Saving money is important because it allows us to meet financial obligations when it comes to unexpected emergencies and to prepare for a more comfortable retirement. The act of saving alone will not create wealth and that is why it is crucial to be disciplined and have a plan to turn your savings into wealth .
Set Realistic Spending Reduction Goals
Lets say you spent $250 dining out last month and have identified this as one of your budget items that you are determined to reduce. In order to be successful you want to set a realistic dollar amount to cut spending by 10% is a great place to start and in this example would mean reducing the amount spent on dining out by $25 per month, an amount I think you’ll agree is obtainable without too much sacrifice. Now unless you are eating 4 meals each day, the money saved by cutting out one fast food meal will require you to eat at home so make sure that you account for that in your grocery budget.

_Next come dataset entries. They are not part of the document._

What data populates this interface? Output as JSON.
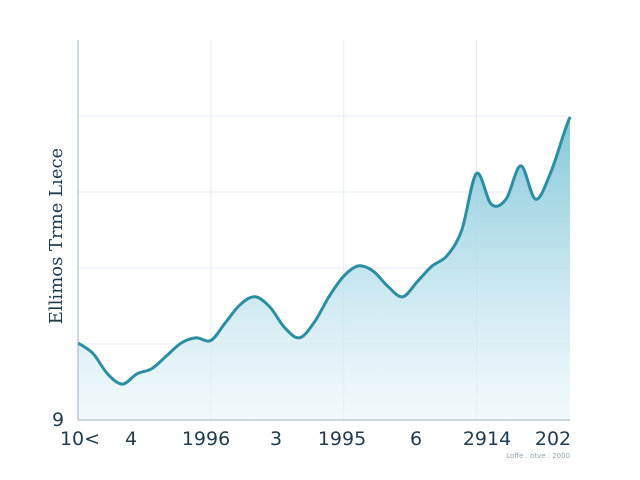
{
  "chart_data": {
    "type": "area",
    "ylabel": "Ellimos Trme Lıece",
    "y_tick_labels": [
      "9"
    ],
    "x_tick_labels": [
      "10<",
      "4",
      "1996",
      "3",
      "1995",
      "6",
      "2914",
      "202"
    ],
    "corner_note": "Loffe  . otve . 2000",
    "x": [
      0,
      3,
      6,
      9,
      12,
      15,
      18,
      21,
      24,
      27,
      30,
      33,
      36,
      39,
      42,
      45,
      48,
      51,
      54,
      57,
      60,
      63,
      66,
      69,
      72,
      75,
      78,
      81,
      84,
      87,
      90,
      93,
      96,
      99,
      100
    ],
    "values": [
      30,
      26,
      18,
      14,
      18,
      20,
      25,
      30,
      32,
      31,
      38,
      45,
      48,
      44,
      36,
      32,
      38,
      48,
      56,
      60,
      58,
      52,
      48,
      54,
      60,
      64,
      74,
      96,
      84,
      86,
      99,
      86,
      96,
      113,
      118
    ],
    "xlim": [
      0,
      100
    ],
    "ylim": [
      0,
      148
    ],
    "grid": true,
    "legend": "none",
    "colors": {
      "line": "#2b8ea1",
      "fill_top": "#7cc4d9",
      "fill_bottom": "#eaf6fa",
      "grid": "#e6edf1",
      "axis": "#9bb3bd"
    }
  }
}
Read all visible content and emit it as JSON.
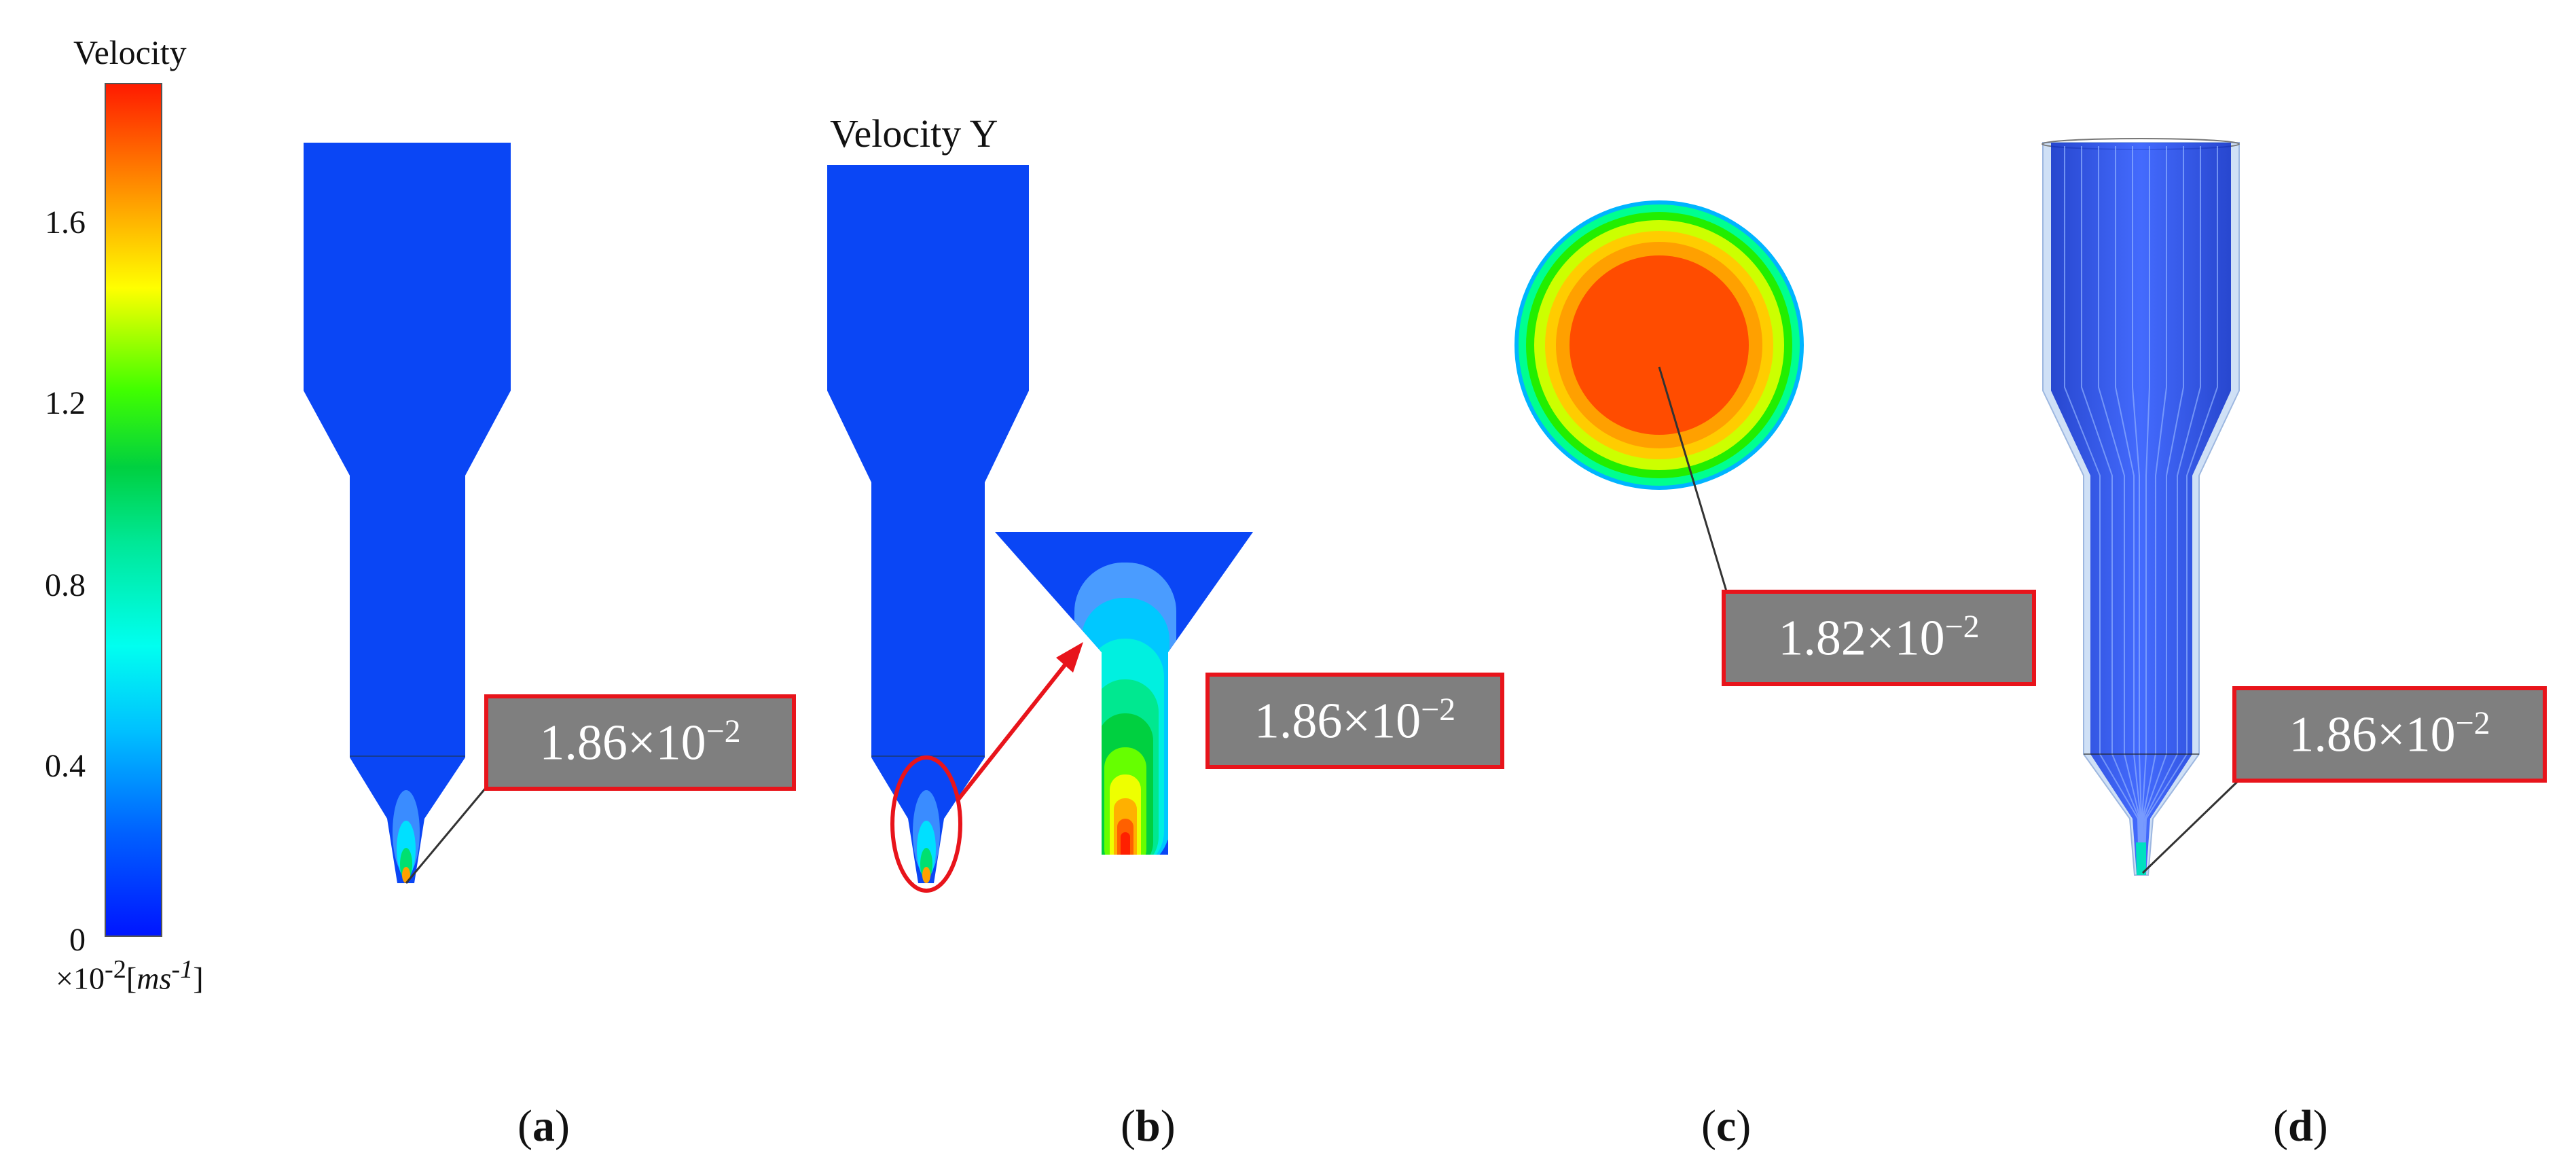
{
  "colorbar": {
    "title": "Velocity",
    "ticks": [
      "1.6",
      "1.2",
      "0.8",
      "0.4",
      "0"
    ],
    "tick_values": [
      1.6,
      1.2,
      0.8,
      0.4,
      0
    ],
    "range": [
      0,
      1.86
    ],
    "unit_prefix": "×10",
    "unit_exp": "-2",
    "unit_open": "[",
    "unit_ms": "ms",
    "unit_ms_exp": "-1",
    "unit_close": "]",
    "colors": [
      "#0015ff",
      "#00b4ff",
      "#00fff0",
      "#00e060",
      "#4cff00",
      "#ffff00",
      "#ffa000",
      "#ff4000",
      "#ff1a00"
    ]
  },
  "panel_b_title": "Velocity Y",
  "callouts": {
    "a": {
      "mantissa": "1.86×10",
      "exponent": "−2"
    },
    "b": {
      "mantissa": "1.86×10",
      "exponent": "−2"
    },
    "c": {
      "mantissa": "1.82×10",
      "exponent": "−2"
    },
    "d": {
      "mantissa": "1.86×10",
      "exponent": "−2"
    }
  },
  "captions": {
    "a": {
      "open": "(",
      "letter": "a",
      "close": ")"
    },
    "b": {
      "open": "(",
      "letter": "b",
      "close": ")"
    },
    "c": {
      "open": "(",
      "letter": "c",
      "close": ")"
    },
    "d": {
      "open": "(",
      "letter": "d",
      "close": ")"
    }
  },
  "colors": {
    "body_blue": "#0a46f5",
    "callout_fill": "#7f7f7f",
    "callout_border": "#e8141b",
    "annotation_red": "#e8141b"
  }
}
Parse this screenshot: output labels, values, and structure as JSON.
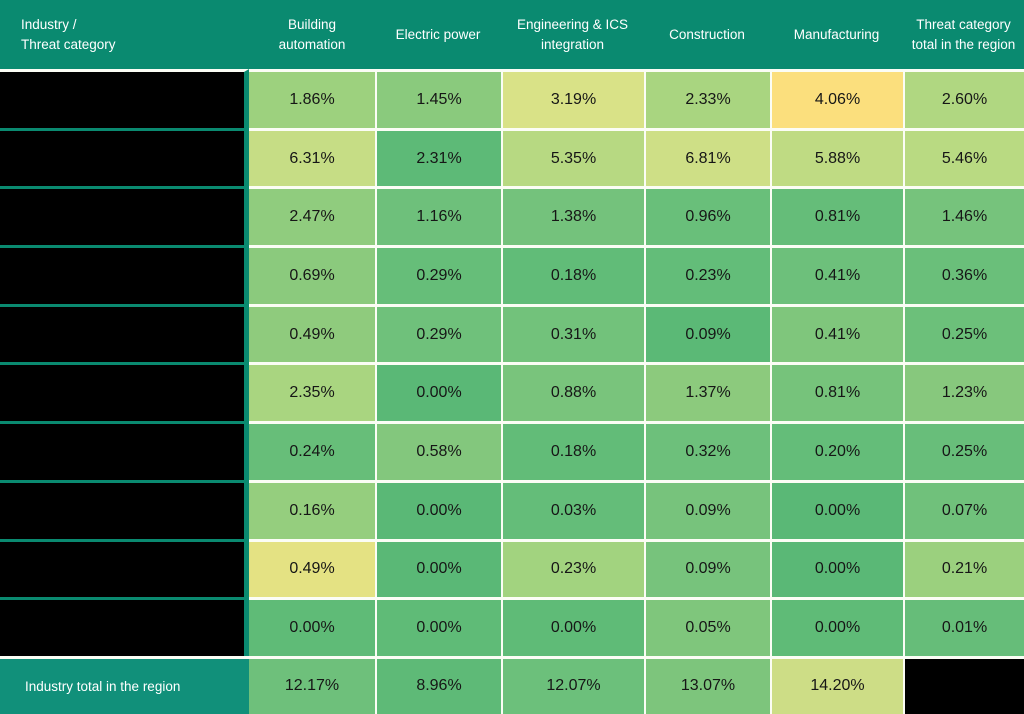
{
  "colors": {
    "header_bg": "#0a8a70",
    "footer_label_bg": "#11907a",
    "separator": "#fbfdf5",
    "redacted": "#000000",
    "header_text": "#ffffff",
    "value_text": "#161616"
  },
  "header": {
    "corner_line1": "Industry /",
    "corner_line2": "Threat category",
    "columns": [
      "Building automation",
      "Electric power",
      "Engineering & ICS integration",
      "Construction",
      "Manufacturing",
      "Threat category total in the region"
    ]
  },
  "body": {
    "rows": [
      [
        {
          "v": "1.86%",
          "bg": "#9dd17e"
        },
        {
          "v": "1.45%",
          "bg": "#8aca7d"
        },
        {
          "v": "3.19%",
          "bg": "#d9e287"
        },
        {
          "v": "2.33%",
          "bg": "#a9d580"
        },
        {
          "v": "4.06%",
          "bg": "#fbdf7d"
        },
        {
          "v": "2.60%",
          "bg": "#b0d781"
        }
      ],
      [
        {
          "v": "6.31%",
          "bg": "#c6dd85"
        },
        {
          "v": "2.31%",
          "bg": "#5dba77"
        },
        {
          "v": "5.35%",
          "bg": "#b7d982"
        },
        {
          "v": "6.81%",
          "bg": "#cedf86"
        },
        {
          "v": "5.88%",
          "bg": "#bfdb83"
        },
        {
          "v": "5.46%",
          "bg": "#b9da82"
        }
      ],
      [
        {
          "v": "2.47%",
          "bg": "#90cc7e"
        },
        {
          "v": "1.16%",
          "bg": "#6ec07b"
        },
        {
          "v": "1.38%",
          "bg": "#74c27c"
        },
        {
          "v": "0.96%",
          "bg": "#69bf7a"
        },
        {
          "v": "0.81%",
          "bg": "#65bd79"
        },
        {
          "v": "1.46%",
          "bg": "#76c37c"
        }
      ],
      [
        {
          "v": "0.69%",
          "bg": "#8bca7d"
        },
        {
          "v": "0.29%",
          "bg": "#66be79"
        },
        {
          "v": "0.18%",
          "bg": "#61bc78"
        },
        {
          "v": "0.23%",
          "bg": "#63bd79"
        },
        {
          "v": "0.41%",
          "bg": "#6dc07b"
        },
        {
          "v": "0.36%",
          "bg": "#6abf7a"
        }
      ],
      [
        {
          "v": "0.49%",
          "bg": "#8fcb7d"
        },
        {
          "v": "0.29%",
          "bg": "#6fc17b"
        },
        {
          "v": "0.31%",
          "bg": "#72c27b"
        },
        {
          "v": "0.09%",
          "bg": "#5bb976"
        },
        {
          "v": "0.41%",
          "bg": "#7fc67c"
        },
        {
          "v": "0.25%",
          "bg": "#6cc07a"
        }
      ],
      [
        {
          "v": "2.35%",
          "bg": "#a9d580"
        },
        {
          "v": "0.00%",
          "bg": "#5ab876"
        },
        {
          "v": "0.88%",
          "bg": "#79c47c"
        },
        {
          "v": "1.37%",
          "bg": "#8cca7d"
        },
        {
          "v": "0.81%",
          "bg": "#76c37b"
        },
        {
          "v": "1.23%",
          "bg": "#87c87d"
        }
      ],
      [
        {
          "v": "0.24%",
          "bg": "#67be79"
        },
        {
          "v": "0.58%",
          "bg": "#83c77d"
        },
        {
          "v": "0.18%",
          "bg": "#62bc78"
        },
        {
          "v": "0.32%",
          "bg": "#6dc07b"
        },
        {
          "v": "0.20%",
          "bg": "#64bd79"
        },
        {
          "v": "0.25%",
          "bg": "#68be7a"
        }
      ],
      [
        {
          "v": "0.16%",
          "bg": "#95ce7e"
        },
        {
          "v": "0.00%",
          "bg": "#5ab876"
        },
        {
          "v": "0.03%",
          "bg": "#64bd79"
        },
        {
          "v": "0.09%",
          "bg": "#77c37c"
        },
        {
          "v": "0.00%",
          "bg": "#5ab876"
        },
        {
          "v": "0.07%",
          "bg": "#70c17b"
        }
      ],
      [
        {
          "v": "0.49%",
          "bg": "#e4e283"
        },
        {
          "v": "0.00%",
          "bg": "#5ab876"
        },
        {
          "v": "0.23%",
          "bg": "#a2d37f"
        },
        {
          "v": "0.09%",
          "bg": "#77c37c"
        },
        {
          "v": "0.00%",
          "bg": "#5ab876"
        },
        {
          "v": "0.21%",
          "bg": "#9bd07e"
        }
      ],
      [
        {
          "v": "0.00%",
          "bg": "#5fbb77"
        },
        {
          "v": "0.00%",
          "bg": "#5fbb77"
        },
        {
          "v": "0.00%",
          "bg": "#5fbb77"
        },
        {
          "v": "0.05%",
          "bg": "#7fc67c"
        },
        {
          "v": "0.00%",
          "bg": "#5fbb77"
        },
        {
          "v": "0.01%",
          "bg": "#66bd79"
        }
      ]
    ]
  },
  "footer": {
    "label": "Industry total in the region",
    "cells": [
      {
        "v": "12.17%",
        "bg": "#6ec07b"
      },
      {
        "v": "8.96%",
        "bg": "#5eba77"
      },
      {
        "v": "12.07%",
        "bg": "#6cc07b"
      },
      {
        "v": "13.07%",
        "bg": "#7dc57c"
      },
      {
        "v": "14.20%",
        "bg": "#cddd86"
      },
      {
        "v": "",
        "bg": "#000000",
        "redacted": true
      }
    ]
  },
  "chart_data": {
    "type": "heatmap",
    "title": "",
    "corner_label": "Industry / Threat category",
    "columns": [
      "Building automation",
      "Electric power",
      "Engineering & ICS integration",
      "Construction",
      "Manufacturing",
      "Threat category total in the region"
    ],
    "row_labels_redacted": true,
    "values_pct": [
      [
        1.86,
        1.45,
        3.19,
        2.33,
        4.06,
        2.6
      ],
      [
        6.31,
        2.31,
        5.35,
        6.81,
        5.88,
        5.46
      ],
      [
        2.47,
        1.16,
        1.38,
        0.96,
        0.81,
        1.46
      ],
      [
        0.69,
        0.29,
        0.18,
        0.23,
        0.41,
        0.36
      ],
      [
        0.49,
        0.29,
        0.31,
        0.09,
        0.41,
        0.25
      ],
      [
        2.35,
        0.0,
        0.88,
        1.37,
        0.81,
        1.23
      ],
      [
        0.24,
        0.58,
        0.18,
        0.32,
        0.2,
        0.25
      ],
      [
        0.16,
        0.0,
        0.03,
        0.09,
        0.0,
        0.07
      ],
      [
        0.49,
        0.0,
        0.23,
        0.09,
        0.0,
        0.21
      ],
      [
        0.0,
        0.0,
        0.0,
        0.05,
        0.0,
        0.01
      ]
    ],
    "footer_label": "Industry total in the region",
    "footer_values_pct": [
      12.17,
      8.96,
      12.07,
      13.07,
      14.2,
      null
    ],
    "footer_last_cell_redacted": true,
    "colormap": "green (low) to yellow (high), per-row shading",
    "legend": "none",
    "grid": "white cell separators; black redacted row-label column"
  }
}
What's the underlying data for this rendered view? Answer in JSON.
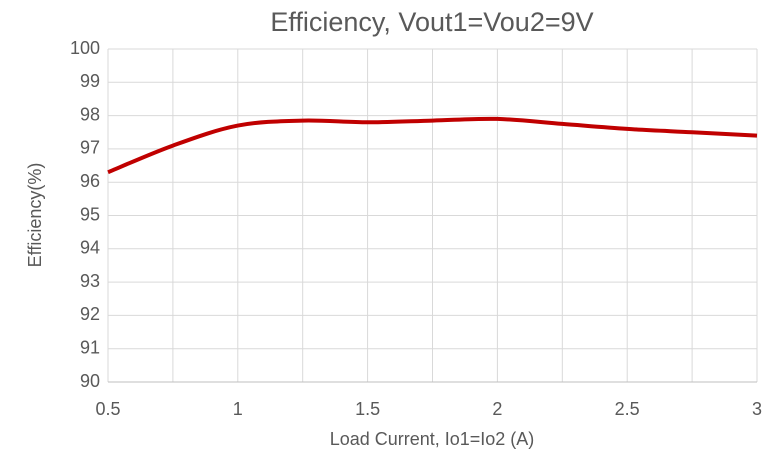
{
  "chart_data": {
    "type": "line",
    "title": "Efficiency, Vout1=Vou2=9V",
    "xlabel": "Load Current, Io1=Io2 (A)",
    "ylabel": "Efficiency(%)",
    "x": [
      0.5,
      0.75,
      1,
      1.25,
      1.5,
      1.75,
      2,
      2.25,
      2.5,
      2.75,
      3
    ],
    "series": [
      {
        "name": "Efficiency",
        "color": "#c00000",
        "values": [
          96.3,
          97.1,
          97.7,
          97.85,
          97.8,
          97.85,
          97.9,
          97.75,
          97.6,
          97.5,
          97.4
        ]
      }
    ],
    "xlim": [
      0.5,
      3
    ],
    "xticks": [
      0.5,
      1,
      1.5,
      2,
      2.5,
      3
    ],
    "xminorticks": [
      0.75,
      1.25,
      1.75,
      2.25,
      2.75
    ],
    "ylim": [
      90,
      100
    ],
    "yticks": [
      90,
      91,
      92,
      93,
      94,
      95,
      96,
      97,
      98,
      99,
      100
    ],
    "grid": true,
    "smooth": true
  }
}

Automate Monthly Savings Transfer
The single most important task in turning savings into wealth is to invest those dollars before you have a chance to spend them. Sounds simple doesn’t it? As we all know it is not that simple. Unless you keep your cash under your mattress, I hope you don’t, you can setup a monthly transfer from your checking into your savings. You can start small with a $25-$50 transfer each month and increase it down the road to match your savings goal. The important thing is to set a transfer amount that you can realistically meet each month and leave it alone.
Invest Only After Establishing Emergency Fund
To create wealth you need to 1) save more than you spend 2) Invest those dollars in the equity markets and 3) minimize the amount of debt you carry. Most people get into debt because the don’t earn enough income to support their lifestyle, have impulsive spending behavior, or don’t have a sufficient emergency fund. I’m sure you have read that a typical emergency fund should cover your living expenses for 3-6 months. Today’s economic situation is not typical and the US Bureau of Labor Statistics reports that the average duration of an unemployed worker is 40 weeks. Depending on the amount of your severance package, a 6 month emergency fund would not be sufficient to cover living expenses for the average unemployed worker and as you can see an 8 month emergency fund is closer to reality. There is no doubt about it, the economic changes over the last 5-6 years have caused financial challenges to Americans that will impact our standard of living.
What are the Options for Investing My Savings?
If offered by your employer, you can fund a 401K up to the maximum of $18,000 per year ($24,000 if age 50 or older). At a minimum you should invest enough to qualify for the employer matching contribution. Another option is a ROTH IRA which is funded with after-tax contributions and has a contribution limit of $5,500 per year, with a catch-up limit of $6,500 for those 50 or older. A benefit of the ROTH is that unlike an employer-sponsored plan or traditional IRA, you don’t need to take a minimum distribution after age 70 1/2. Funds can be left in a ROTH IRA to grow as long as you like. A traditional IRA has similar limits as the ROTH except the traditional IRA is funded with after-tax contributions.
So now that you are saving money each month and you’ve decided which type of investment is the best option, you need to transfer the money to a brokerage account. If you are eligible, your employer can set this up for you or you can contact a brokerage like Vanguard directly. Once your investment account is established you can have a fixed dollar amount transfered from your bank account monthly and you can increase this amount to match your increased savings.